Following the violence in Osh and Jalalabad in June, when over 400 people reportedly died and more than 400,000 were forced out of their homes, Tashiev's sentiments are shared by some in Kyrgyzstan, especially those who think that the conflict has been unjustly reported by the international media. "According to what I know, the Uzbeks started the fight," said one Kyrgyz entrepreneur condemning most media reports. Such views reflect the overall concern shared by some in the country that ethnic Kyrgyz causalities during ethnic clashes have not received proper attention.
Unlike Tashiev, other politicians have abstained from bluntly expressing their views on how they see future inter-ethnic reconciliation developing. Instead, Tashiev has acquired passive support. Informally, Tashiev was praised for participating in calming the protests in the south and for calling upon both Uzbeks and Kyrgyz people to address their concerns in a constructive manner rather than by resorting to violence. If Tashiev's party secures sufficient support in the elections, he might gain a seat in the parliament as he ranks second in his party's list. Politicians such as Tashiev are not fully aware of the differences between "titular" ethnicity and citizenship. The concept of "titular" nationality has been inherited from the Soviet era, when it had a positive connotation and most large ethnic groups were entitled to live under their own ethnic state. At the time, all states were treated as equal parts of the larger union. The leader of the Ata Meken Party, Omurbek Tekebayev, for instance, sporadically mentions the importance of civic rights, but he, like many other local politicians leaders, does not proactively confront his ethno-nationalist compatriots (www.fergana.ru, September 21).
The overall confusion with the "titular" ethnicity terminology prevents some in Kyrgyzstan from confronting Tashiev. That is why the silence concerning his views should not be taken as a sign of wider support. Partly in response to this conceptual ambiguity, some analysts have called for revising history to write a "true" account of how the Kyrgyz and Turkic nations developed (www.akipress.kg, September 22).
Overall, Kyrgyz politicians seem unable to draw a clear line between the perpetrators of the ethnic violence and those who were its unlucky victims. The absence of a credible investigation into the violence by an objective institution worsens these tensions. Rumors continue to spread across the country about how the violence began and who caused it. At this point, it seems that only local NGO's and a few international organizations are currently engaged in the loosely coordinated reconciliation efforts.

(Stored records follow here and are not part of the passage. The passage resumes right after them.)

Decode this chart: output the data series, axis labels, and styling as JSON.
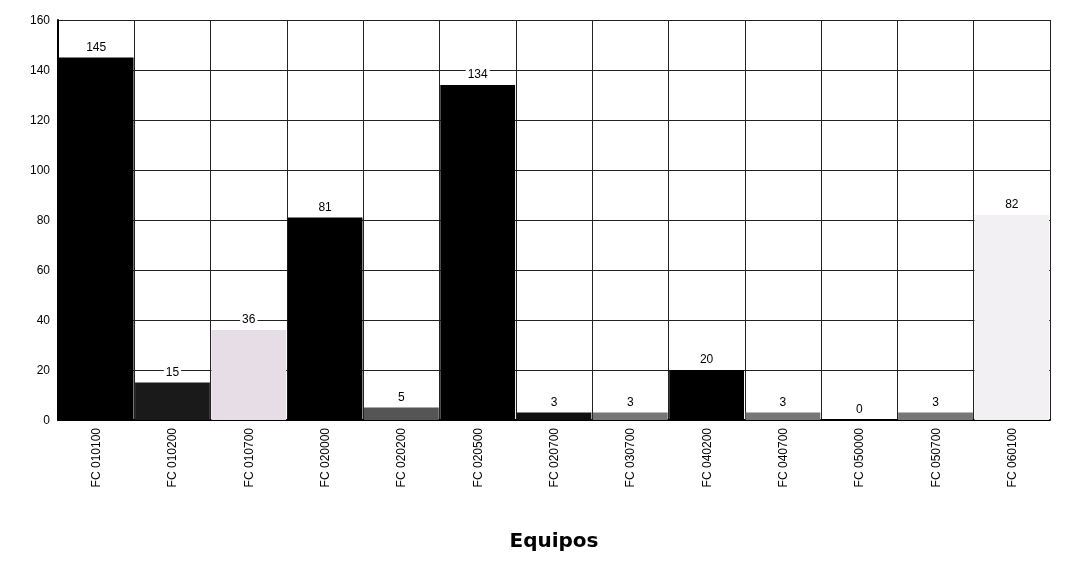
{
  "chart_data": {
    "type": "bar",
    "xlabel": "Equipos",
    "categories": [
      "FC 010100",
      "FC 010200",
      "FC 010700",
      "FC 020000",
      "FC 020200",
      "FC 020500",
      "FC 020700",
      "FC 030700",
      "FC 040200",
      "FC 040700",
      "FC 050000",
      "FC 050700",
      "FC 060100"
    ],
    "values": [
      145,
      15,
      36,
      81,
      5,
      134,
      3,
      3,
      20,
      3,
      0,
      3,
      82
    ],
    "colors": [
      "#000000",
      "#1a1a1a",
      "#e6dde6",
      "#000000",
      "#555555",
      "#000000",
      "#111111",
      "#777777",
      "#000000",
      "#777777",
      "#333333",
      "#777777",
      "#f2f0f2"
    ],
    "ylim": [
      0,
      160
    ],
    "yticks": [
      0,
      20,
      40,
      60,
      80,
      100,
      120,
      140,
      160
    ],
    "grid": true,
    "data_labels": true
  }
}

The situation is further fueled by political leaders like Osh Mayor, Melis Myrzakhmatov, and local the Uzbek leader, Kadyzhan Batyrov. Both seek to boost ethno-nationalist sentiments among their respective ethnic groups and are believed to have played a key role in instigating the June violence. Both Myrzakhmatov and Batyrov speak to their support base frustrated Kyrgyz who doubt the international portrayal of the conflict and those who think that the Kyrgyz should take responsibility for killing Uzbeks, as well as local Uzbeks who cannot rely upon the Kyrgyz government's protection.
The June violence in Kyrgyzstan has shown that carefully designed civic-based leadership is the key to sustaining the country's stability. Among all its leaders, the former President, Askar Akayev, saw the importance in separating civic rights from ethnic identities. However, Akayev's ready-made templates like "Kyrgyzstan is our common home" aimed at endowing all ethnic groups with equal rights are long forgotten and no major political party deems it important to center their political campaign on ethnic reconciliation programs.
It remains to be seen whether parties like Ata Jurt will be able to gain wide support. If ethnocentric political programs prevail in the elections, reconciliation efforts might prove to be more difficult for both domestic and international actors.